Diffusion sampling schemes: A generalized methodology with nongeometric criteria

Abstract

Purpose: The aim of this paper is to show that geometrical criteria for designing multishell $q$ -space sampling procedures do not necessarily translate into reconstruction matrices with high figures of merit commonly used in the compressed sensing theory. In addition, we show that a well-known method for visiting k-space in radial three-dimensional acquisitions, namely, the Spiral Phyllotaxis, is a competitive initialization for the optimization of our nonconvex objective function.

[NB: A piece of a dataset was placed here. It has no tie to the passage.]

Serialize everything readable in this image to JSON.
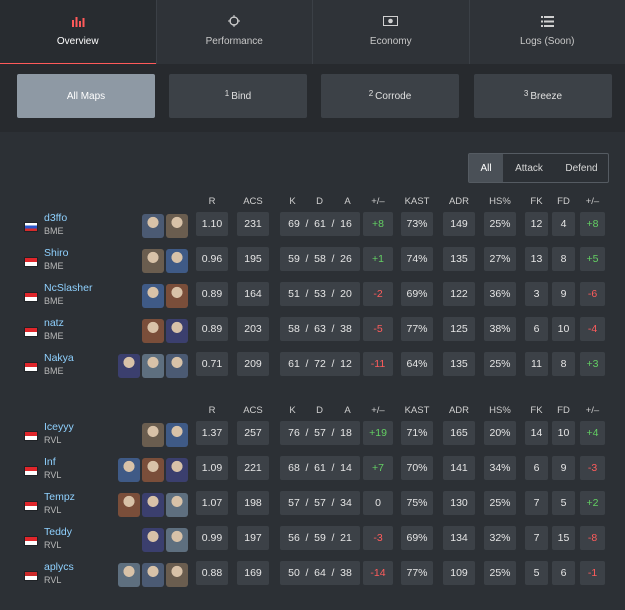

Theory and methods: We propose the gradient design method WISH (WeIghting SHells) which uses an objective function that accounts for weighted distances between gradients within M-tuples of consecutive shells, with $M$ ranging between 1 and the maximum number of shells $S$ . All the $M$ -tuples share the same weight ${\omega }_M$ . The objective function is optimized for a sample of these weights, using Spiral Phyllotaxis as initialization. State-of-the-art General Electrostatic Energy Minimization (GEEM) and Spherical Codes (SC) were used for comparison. For the three methods, reconstruction matrices of the attenuation signal using MAP-MRI were tested using figures of merit borrowed from the Compressed Sensing theory (namely, Restricted Isometry Property -RIP- and Coherence); we also tested the gradient design using a geometric criterion based on Voronoi cells.

Results: For RIP and Coherence, WISH got better results in at least one combination of weights, whilst the criterion based on Voronoi cells showed an unrelated pattern.

Conclusion: The versatility provided by WISH is supported by better results. Optimization in the weight parameter space is likely to provide additional improvements. For a practical design with an intermediate number of gradients, our results recommend to carry out the methodology here used to determine the appropriate gradient table.

Keywords: Voronoi; coherence; diffusion MRI; q-space sampling.